«Probabilmente io non avrò mai la delega ai migranti». Il «disagio» di Giusi Nicolini «nel far parte del Pd» è sintetizzato in questa «battuta» proferita a Palermo, durante un dibattito su «Accoglienza e cittadinanza: i diritti non hanno confini», alla festa «Effepiù 2017, il lavoro in piazza» organizzata dalla Funzione pubblica della Cgil. Interloquendo con il sottosegretario agli Esteri Vincenzo Amendola davanti a centinaia di persone in piazza Verdi sotto il teatro Massimo l’ex sindaca di Lampedusa non ha nascosto il caso: nominata nella (seconda) segreteria Renzi dopo la vittoria nelle primarie il 30 maggio scorso, Giusi Nicolini è ancora senza delega. Tre mesi e mezzo sono passati senza avere un ruolo definito, un incarico, un compito. A differenza della stragrande maggioranza degli altri componenti – 13 di cui 6 donne e 7 uomini – lei che è stata sicuramente il nome ad effetto, il più conosciuto tirato fuori dal cilindro del nuovo (vecchio) leader Pd. Ma che il Pd non la ami particolarmente sembra confermato dal fatto che sul sito del partito la sua biografia sia lasciata in bianco mentre il rampante responsabile all’organizzazione Andrea Rossi ha ben 15 righe di incarichi.

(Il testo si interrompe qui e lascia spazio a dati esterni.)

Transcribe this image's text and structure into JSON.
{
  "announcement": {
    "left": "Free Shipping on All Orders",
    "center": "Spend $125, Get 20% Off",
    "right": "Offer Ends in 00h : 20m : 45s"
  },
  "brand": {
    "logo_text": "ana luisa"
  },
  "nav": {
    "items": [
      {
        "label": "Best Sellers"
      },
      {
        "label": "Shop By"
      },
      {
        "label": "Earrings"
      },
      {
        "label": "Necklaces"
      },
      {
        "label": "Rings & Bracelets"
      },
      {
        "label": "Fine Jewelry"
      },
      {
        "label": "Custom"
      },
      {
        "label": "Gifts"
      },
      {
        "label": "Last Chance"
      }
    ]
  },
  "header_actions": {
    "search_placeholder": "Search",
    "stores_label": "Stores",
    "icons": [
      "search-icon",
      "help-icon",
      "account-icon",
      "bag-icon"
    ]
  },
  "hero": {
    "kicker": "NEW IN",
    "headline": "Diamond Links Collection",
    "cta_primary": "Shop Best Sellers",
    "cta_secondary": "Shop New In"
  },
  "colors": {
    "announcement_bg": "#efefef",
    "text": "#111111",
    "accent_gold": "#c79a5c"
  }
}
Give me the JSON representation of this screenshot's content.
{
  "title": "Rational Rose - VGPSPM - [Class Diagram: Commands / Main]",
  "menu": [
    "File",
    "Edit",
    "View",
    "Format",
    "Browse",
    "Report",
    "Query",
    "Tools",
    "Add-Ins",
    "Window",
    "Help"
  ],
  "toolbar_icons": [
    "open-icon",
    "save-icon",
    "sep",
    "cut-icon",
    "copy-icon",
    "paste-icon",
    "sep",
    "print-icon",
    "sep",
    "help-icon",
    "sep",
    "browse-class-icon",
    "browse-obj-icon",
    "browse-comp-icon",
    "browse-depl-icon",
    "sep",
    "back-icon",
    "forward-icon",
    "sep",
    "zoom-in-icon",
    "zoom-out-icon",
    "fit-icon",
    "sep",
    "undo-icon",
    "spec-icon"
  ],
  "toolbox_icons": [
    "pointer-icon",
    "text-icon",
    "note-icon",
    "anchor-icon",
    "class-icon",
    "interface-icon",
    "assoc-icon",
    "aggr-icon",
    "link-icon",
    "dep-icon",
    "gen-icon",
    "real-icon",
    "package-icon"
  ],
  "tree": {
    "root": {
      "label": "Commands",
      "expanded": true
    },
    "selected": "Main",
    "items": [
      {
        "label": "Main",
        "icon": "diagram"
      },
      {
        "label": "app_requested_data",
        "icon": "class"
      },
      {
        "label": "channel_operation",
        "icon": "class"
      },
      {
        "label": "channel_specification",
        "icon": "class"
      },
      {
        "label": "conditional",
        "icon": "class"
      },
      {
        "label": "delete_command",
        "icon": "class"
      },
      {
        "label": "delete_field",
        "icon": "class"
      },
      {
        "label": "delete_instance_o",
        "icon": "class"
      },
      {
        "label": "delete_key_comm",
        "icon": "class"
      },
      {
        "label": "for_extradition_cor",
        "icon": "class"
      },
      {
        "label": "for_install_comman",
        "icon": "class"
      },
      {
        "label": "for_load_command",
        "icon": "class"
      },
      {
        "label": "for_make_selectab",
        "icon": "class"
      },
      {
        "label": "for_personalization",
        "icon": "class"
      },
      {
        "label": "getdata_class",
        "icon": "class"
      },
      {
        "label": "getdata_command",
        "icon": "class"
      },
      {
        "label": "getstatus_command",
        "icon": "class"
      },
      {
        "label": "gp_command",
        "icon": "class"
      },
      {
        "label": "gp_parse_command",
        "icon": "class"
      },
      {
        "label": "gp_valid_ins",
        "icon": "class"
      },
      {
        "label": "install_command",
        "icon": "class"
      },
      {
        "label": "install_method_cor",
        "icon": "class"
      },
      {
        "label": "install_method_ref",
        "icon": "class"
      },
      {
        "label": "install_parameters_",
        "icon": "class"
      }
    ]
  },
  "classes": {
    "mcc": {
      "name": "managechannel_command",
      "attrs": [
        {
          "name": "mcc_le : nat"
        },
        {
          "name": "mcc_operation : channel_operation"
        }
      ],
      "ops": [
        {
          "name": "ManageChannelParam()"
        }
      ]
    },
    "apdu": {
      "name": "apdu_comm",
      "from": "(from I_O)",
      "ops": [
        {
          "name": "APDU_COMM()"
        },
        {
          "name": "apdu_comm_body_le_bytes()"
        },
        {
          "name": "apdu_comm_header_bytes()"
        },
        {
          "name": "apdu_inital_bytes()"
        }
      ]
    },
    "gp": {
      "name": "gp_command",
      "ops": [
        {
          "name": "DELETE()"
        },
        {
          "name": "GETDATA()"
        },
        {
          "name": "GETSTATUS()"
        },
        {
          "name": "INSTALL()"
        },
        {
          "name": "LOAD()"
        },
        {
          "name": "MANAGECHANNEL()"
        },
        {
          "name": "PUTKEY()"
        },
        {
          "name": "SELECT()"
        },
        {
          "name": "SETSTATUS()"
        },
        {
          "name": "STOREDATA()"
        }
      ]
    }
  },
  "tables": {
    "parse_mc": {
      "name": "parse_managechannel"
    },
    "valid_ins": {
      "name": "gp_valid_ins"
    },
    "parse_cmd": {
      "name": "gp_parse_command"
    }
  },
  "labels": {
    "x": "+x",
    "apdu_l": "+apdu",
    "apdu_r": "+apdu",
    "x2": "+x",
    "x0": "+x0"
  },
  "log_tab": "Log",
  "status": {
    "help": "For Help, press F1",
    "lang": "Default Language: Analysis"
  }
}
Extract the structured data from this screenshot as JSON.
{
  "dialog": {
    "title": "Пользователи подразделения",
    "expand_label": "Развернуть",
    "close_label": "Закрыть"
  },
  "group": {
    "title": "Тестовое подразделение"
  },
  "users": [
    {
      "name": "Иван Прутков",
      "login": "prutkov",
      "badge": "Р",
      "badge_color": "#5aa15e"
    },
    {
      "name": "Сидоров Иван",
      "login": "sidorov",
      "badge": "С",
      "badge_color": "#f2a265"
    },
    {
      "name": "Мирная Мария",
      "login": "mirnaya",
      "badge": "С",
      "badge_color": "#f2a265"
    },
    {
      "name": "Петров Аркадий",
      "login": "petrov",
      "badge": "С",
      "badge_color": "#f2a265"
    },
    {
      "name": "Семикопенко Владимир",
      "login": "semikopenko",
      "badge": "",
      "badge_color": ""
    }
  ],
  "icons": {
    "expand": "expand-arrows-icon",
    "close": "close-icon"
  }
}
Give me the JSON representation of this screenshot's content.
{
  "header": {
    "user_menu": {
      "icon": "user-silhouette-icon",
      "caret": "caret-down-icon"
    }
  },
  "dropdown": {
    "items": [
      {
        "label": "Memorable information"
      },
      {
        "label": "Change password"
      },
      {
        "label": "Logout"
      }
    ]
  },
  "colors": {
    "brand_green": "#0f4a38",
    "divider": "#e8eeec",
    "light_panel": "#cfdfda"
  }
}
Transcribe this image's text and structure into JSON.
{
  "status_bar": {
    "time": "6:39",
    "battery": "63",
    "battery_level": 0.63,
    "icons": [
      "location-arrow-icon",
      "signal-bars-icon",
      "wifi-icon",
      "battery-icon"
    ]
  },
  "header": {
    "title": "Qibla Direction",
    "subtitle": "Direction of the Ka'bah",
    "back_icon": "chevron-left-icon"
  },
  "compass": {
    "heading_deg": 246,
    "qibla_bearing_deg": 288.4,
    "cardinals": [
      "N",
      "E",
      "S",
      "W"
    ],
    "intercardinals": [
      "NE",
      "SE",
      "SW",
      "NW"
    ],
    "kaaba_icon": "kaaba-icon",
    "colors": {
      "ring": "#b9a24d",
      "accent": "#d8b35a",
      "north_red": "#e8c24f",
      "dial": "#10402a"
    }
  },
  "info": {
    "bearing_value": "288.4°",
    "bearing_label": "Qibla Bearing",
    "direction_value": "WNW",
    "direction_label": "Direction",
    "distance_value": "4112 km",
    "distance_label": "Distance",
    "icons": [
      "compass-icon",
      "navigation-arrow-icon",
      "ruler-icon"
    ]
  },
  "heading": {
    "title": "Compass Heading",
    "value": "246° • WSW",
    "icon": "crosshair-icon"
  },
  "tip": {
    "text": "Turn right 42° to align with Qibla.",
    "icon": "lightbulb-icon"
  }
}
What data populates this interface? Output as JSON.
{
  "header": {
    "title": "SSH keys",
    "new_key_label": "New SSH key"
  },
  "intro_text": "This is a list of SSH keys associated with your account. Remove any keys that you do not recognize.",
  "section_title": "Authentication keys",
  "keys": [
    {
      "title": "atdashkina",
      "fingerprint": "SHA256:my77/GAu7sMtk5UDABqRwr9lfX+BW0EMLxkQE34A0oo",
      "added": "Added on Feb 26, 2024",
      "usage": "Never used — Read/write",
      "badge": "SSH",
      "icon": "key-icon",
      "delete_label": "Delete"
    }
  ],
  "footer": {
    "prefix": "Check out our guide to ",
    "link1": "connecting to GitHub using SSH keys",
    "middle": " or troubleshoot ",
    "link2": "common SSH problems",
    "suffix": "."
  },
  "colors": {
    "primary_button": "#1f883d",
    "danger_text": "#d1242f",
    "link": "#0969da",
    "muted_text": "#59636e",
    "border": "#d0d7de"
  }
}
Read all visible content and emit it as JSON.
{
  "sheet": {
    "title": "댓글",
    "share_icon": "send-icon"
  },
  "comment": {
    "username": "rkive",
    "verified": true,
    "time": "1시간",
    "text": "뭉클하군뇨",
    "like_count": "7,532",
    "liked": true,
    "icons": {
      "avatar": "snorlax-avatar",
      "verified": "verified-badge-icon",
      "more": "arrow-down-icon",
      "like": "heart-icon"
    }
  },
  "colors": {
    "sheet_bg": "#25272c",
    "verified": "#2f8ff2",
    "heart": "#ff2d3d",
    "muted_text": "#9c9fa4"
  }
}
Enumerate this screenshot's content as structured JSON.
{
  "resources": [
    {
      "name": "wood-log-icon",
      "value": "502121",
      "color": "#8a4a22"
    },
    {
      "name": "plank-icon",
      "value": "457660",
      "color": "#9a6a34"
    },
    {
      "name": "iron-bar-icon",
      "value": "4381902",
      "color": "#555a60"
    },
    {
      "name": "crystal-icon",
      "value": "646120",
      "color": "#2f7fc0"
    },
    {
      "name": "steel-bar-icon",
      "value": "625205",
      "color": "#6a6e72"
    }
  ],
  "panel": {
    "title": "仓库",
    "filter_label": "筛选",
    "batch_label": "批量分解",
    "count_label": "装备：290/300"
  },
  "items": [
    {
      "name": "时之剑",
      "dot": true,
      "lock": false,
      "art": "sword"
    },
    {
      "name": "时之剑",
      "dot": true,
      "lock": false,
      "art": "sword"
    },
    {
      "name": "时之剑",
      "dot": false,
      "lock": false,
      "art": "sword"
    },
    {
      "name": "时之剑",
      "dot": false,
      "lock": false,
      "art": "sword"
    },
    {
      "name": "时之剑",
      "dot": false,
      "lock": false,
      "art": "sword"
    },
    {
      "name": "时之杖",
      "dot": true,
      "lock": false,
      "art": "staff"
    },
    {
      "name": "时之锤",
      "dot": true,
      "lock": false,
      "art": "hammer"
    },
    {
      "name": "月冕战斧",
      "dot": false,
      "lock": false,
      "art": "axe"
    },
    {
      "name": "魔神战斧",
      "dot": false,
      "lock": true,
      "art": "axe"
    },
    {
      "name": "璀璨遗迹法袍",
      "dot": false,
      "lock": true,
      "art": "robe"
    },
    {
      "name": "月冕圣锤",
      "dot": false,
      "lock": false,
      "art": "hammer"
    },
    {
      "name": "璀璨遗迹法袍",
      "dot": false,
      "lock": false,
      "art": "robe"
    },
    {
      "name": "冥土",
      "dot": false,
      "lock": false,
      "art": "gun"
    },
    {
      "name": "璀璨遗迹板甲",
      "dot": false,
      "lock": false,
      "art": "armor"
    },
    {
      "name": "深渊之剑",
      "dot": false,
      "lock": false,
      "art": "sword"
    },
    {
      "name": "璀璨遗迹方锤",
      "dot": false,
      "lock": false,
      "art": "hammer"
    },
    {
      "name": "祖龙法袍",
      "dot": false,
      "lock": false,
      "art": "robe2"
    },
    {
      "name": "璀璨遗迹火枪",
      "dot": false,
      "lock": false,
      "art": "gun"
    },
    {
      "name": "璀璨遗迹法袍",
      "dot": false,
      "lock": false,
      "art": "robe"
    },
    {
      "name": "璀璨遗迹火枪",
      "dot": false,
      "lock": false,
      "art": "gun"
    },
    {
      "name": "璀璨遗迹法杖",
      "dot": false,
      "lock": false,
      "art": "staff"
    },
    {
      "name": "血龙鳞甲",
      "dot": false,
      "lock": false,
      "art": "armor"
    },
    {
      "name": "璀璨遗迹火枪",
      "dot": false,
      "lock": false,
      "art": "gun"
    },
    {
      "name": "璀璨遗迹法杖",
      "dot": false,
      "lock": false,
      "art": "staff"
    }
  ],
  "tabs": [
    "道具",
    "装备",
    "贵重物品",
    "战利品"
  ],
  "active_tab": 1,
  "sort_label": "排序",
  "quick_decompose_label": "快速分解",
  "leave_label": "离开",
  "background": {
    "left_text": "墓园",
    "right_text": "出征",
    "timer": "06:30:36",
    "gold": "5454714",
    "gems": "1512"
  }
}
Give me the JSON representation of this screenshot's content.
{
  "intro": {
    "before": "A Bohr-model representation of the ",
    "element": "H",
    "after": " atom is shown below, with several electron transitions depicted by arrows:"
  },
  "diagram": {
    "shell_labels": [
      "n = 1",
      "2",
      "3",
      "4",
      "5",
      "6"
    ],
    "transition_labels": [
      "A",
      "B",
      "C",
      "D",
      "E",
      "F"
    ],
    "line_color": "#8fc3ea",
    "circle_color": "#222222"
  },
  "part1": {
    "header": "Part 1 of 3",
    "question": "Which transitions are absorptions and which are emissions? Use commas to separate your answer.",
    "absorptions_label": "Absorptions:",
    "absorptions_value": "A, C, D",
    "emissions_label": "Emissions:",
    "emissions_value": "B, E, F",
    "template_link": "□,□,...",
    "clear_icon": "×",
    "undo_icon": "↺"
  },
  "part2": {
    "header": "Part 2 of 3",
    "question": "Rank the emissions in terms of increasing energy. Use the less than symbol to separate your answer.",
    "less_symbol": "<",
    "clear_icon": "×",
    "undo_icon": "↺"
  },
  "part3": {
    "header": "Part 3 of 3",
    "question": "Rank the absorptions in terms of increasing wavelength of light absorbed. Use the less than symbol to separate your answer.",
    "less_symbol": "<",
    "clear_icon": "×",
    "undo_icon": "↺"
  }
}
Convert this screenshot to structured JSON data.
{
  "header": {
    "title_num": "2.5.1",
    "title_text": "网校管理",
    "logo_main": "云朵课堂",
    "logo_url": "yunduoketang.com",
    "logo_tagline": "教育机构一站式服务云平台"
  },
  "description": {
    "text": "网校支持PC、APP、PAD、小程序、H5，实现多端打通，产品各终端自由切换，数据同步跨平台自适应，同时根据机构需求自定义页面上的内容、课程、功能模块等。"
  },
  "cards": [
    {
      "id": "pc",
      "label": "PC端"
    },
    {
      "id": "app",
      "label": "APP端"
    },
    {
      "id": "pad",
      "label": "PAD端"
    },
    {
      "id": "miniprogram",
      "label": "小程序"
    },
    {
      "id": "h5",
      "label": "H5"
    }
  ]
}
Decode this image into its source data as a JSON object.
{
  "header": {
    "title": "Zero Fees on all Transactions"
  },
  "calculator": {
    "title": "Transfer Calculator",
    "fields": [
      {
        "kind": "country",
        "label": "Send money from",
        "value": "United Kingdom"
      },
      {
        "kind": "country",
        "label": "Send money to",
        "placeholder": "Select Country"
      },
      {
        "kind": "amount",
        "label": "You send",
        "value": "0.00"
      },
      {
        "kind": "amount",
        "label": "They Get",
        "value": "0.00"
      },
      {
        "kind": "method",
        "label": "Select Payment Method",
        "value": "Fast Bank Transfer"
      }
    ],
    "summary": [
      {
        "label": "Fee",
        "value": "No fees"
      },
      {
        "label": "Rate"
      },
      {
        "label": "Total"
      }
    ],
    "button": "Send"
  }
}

Portata come ospite d’onore alla cena che Obama fece alla Casa Bianca il 17 ottobre 2016 durante la visita di Stato di Renzi come «simbolo dell’eccellenza italiana», Giusi ha deciso di «far parte della squadra» già prima della sconfitta nella corsa per la rielezione a sindaco. Una scelta che con il passare dei mesi è sempre più sofferta. L’estate dell’«aiutiamoli a casa loro», del piano Minniti, del calo degli sbarchi con i soldi che finanziano le milizie libiche per tenere i migranti nei «lager» non ha certo aiutato. E porta a meditare sul futuro.
E allora la parola «disagio» è la più proferita, un concetto ribadito più volte in una decina di minuti di intervento, molto applaudito dal pubblico di Palermo. «Questo è il momento del disagio, siamo entrati nella civiltà del disagio. Mi sono sentita molto male per l’azione di criminalizzazione verso le associazioni umanitarie che nel Mediterraneo avevano un ruolo di supplenza dopo il fallimento delle operazioni europee». E ancora: «Mi aspetto dal Pd che cambi completamente la politica di cooperazione invece di decidere prima di fermare gli sbarchi e poi di capire cosa accade nei campi libici». Ma è a proposito della risibile proposta del ministro Minniti alle Ong italiane di «adottare una Ong libica» che arriva la stilettata più forte alla politica del governo e del suo partito: «Da un lato abbiamo voluto cacciare le Ong dal Mediterraneo perché erano l’unica frontiera di umanità e indipendenza e dall’altro si individuano le Ong come coloro che devono garantire i diritti umani in un paese (la Libia, ndr) che non ha sottoscritto la convenzione di Ginevra».
Ecco, parole degne di una persona che ha ricevuto il Premio Houphouet-Boigny per la ricerca della pace dall’Unesco. Parole però un po’ troppo a sinistra per diventare responsabile Immigrazione di un partito come il Pd di Renzi. E di Minniti.